Cette division entre partenaires européens et clients mondiaux perdura jusqu’à l’arrivée du président Macron à l’Élysée en 2017, même s’il était de plus évident qu’elle ne répondait plus efficacement aux opportunités industrielles et technologiques françaises.
Durant son premier quinquennat, Emmanuel Macron, et la ministre des Armées, Florence Parly, reproduisirent et même accentuèrent ce modèle, en engageant de nombreuses initiatives européennes destinées à donner corps à l’ambition d’Europe de la Défense soutenue par le président nouvellement élu.
Celle-ci donna naissance au programme CaMo franco-belge et exhuma les accords de Lancaster House avec Londres. Les deux principaux volets de cette volonté présidentielle furent l’émergence d’un « Airbus Naval » en associant Naval Group avec l’Italien Fincantieri au sein d’une coentreprise désignée Naviris, et surtout le lancement de plusieurs grands programmes franco-allemands, dont les désormais bien connus SCAF et MGCS.
L’échec des ambitions européennes du président Macron
Malheureusement pour le président français, cette stratégie tourna court à de nombreuses reprises. Ainsi, après l’échec du rachat des Chantiers de l’Atlantique par Fincantieri, Naviris fut vidée de sa substance, pour devenir une structure limitée aux programmes de coopération bilatéraux, comme la modernisation des destroyers antiaériens de la classe Horizon.
La coopération avec l’Allemagne s’est également dégradée, après l’abandon des programmes MAWS, CIFS et Tigre III par Berlin, alors que SCAF mais surtout MGCS rencontrent régulièrement des turbulences importantes venant menacer leur propre pérennité.
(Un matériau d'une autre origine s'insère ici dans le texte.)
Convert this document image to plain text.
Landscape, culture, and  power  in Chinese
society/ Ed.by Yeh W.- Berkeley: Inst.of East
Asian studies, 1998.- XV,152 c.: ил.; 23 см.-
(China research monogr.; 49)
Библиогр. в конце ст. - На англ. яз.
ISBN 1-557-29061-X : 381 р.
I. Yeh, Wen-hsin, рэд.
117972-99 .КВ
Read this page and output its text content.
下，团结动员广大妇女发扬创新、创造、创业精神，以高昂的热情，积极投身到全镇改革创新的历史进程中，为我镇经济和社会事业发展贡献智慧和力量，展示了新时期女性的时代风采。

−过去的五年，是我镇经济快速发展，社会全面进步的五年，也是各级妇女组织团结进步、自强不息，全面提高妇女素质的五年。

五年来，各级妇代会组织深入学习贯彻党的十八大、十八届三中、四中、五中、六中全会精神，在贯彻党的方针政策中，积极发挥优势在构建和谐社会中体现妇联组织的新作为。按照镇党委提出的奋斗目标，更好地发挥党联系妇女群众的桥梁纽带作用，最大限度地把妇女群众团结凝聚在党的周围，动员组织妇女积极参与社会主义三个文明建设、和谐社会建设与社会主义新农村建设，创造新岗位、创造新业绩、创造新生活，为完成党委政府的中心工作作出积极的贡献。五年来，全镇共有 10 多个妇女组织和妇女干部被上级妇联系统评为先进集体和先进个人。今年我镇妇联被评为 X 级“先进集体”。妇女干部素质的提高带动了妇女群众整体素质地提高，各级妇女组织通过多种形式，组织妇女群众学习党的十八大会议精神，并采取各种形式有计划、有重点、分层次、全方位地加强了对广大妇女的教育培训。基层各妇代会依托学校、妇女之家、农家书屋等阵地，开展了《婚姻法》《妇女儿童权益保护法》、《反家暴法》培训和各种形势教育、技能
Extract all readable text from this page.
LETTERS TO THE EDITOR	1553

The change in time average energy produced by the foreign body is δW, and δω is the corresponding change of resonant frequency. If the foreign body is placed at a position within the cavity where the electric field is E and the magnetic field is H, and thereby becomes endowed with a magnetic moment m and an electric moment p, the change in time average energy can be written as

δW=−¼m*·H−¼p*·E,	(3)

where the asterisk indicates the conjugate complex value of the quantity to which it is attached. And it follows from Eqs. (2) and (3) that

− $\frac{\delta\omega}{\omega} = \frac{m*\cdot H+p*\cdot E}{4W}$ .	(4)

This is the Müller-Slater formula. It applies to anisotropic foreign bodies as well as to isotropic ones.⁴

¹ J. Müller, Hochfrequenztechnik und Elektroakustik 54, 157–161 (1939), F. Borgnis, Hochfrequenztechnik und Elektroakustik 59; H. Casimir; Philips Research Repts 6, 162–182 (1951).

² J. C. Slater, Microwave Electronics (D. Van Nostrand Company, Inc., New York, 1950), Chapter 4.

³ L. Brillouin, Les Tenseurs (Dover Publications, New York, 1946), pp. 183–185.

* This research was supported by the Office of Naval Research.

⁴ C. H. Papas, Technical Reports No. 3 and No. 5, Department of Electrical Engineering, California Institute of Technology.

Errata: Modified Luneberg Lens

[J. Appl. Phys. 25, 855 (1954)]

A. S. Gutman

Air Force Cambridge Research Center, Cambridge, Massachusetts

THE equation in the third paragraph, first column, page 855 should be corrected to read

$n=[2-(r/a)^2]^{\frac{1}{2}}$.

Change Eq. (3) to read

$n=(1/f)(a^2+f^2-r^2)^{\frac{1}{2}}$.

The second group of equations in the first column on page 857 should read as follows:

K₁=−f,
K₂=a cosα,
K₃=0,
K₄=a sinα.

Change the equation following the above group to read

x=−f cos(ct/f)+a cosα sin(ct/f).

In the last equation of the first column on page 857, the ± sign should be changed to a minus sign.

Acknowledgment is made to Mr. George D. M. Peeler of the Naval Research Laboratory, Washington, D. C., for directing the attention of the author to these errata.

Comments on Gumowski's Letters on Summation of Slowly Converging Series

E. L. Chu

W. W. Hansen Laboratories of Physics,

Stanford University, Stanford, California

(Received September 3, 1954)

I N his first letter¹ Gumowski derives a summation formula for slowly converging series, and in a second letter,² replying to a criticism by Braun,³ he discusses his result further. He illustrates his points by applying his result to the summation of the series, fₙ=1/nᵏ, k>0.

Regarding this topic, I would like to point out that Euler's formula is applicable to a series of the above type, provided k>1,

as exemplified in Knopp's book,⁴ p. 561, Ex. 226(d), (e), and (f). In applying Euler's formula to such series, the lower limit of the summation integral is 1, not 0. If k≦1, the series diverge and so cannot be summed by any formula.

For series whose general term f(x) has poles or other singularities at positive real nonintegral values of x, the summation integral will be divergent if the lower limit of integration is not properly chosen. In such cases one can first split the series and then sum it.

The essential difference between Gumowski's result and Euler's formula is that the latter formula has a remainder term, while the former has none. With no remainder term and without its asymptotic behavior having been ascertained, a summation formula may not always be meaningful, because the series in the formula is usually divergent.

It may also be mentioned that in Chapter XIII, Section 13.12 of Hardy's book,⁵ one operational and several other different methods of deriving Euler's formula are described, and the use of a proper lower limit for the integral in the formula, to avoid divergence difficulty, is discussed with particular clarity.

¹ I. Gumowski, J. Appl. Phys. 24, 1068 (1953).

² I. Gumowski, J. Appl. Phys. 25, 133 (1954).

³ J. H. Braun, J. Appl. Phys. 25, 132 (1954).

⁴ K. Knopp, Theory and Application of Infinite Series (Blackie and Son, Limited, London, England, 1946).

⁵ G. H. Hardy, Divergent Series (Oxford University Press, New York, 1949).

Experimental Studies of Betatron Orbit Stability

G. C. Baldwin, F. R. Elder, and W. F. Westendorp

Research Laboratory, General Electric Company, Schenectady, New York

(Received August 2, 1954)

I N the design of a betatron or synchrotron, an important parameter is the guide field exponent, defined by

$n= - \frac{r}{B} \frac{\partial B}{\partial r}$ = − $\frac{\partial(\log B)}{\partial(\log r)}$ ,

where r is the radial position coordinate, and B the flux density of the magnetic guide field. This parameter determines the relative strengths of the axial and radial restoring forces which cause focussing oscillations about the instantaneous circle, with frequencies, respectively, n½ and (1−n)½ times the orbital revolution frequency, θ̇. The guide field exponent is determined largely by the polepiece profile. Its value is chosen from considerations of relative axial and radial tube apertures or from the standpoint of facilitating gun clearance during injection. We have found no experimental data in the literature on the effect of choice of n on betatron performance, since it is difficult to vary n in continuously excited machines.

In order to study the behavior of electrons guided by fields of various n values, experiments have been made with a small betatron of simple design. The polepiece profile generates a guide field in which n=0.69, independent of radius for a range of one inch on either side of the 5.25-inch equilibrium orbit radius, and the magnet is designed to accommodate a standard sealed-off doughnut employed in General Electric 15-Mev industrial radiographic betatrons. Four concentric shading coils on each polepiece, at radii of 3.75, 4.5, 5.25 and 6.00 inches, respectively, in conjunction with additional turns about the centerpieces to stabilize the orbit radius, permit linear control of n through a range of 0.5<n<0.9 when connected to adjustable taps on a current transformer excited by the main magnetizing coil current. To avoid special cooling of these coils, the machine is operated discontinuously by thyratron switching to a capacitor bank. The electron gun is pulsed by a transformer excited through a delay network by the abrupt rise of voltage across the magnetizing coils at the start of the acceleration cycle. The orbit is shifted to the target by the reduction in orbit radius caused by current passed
Cependant, c’est probablement l’apparition de divergences de plus en plus évidentes entre Paris et Berlin, qu’il s’agisse de l’acquisition de F-35A ou le lancement de l’initiative European Skyshield fédérant 15 pays européens, mais fermée à la France et l’Italie, qui amena les autorités françaises à envisager de faire évoluer cette stratégie d’exportation.
Vers une nouvelle politique française de partenariat et d’exportation des armements
Les prémices de cette évolution apparurent lors du vote de la Loi de Programmation Militaire 2024-2030 par le Parlement au printemps 2023. À cette occasion, le ministre des Armées Sébastien Lecornu avait, en effet, annoncé que la nouvelle version du Rafale, la F5, par ailleurs beaucoup plus ambitieuse qu’attendue, serait développée d’ici à 2030.
Surtout, ce programme serait ouvert au « Club Rafale », à savoir les pays mettant en œuvre l’appareil, disposant d’une industrie aéronautique de défense, et souhaitant s’y investir. Il s’agissait de la première fois que la France ouvrait à des pays non européens une coopération industrielle de défense représentant un enjeu stratégique pour le pays.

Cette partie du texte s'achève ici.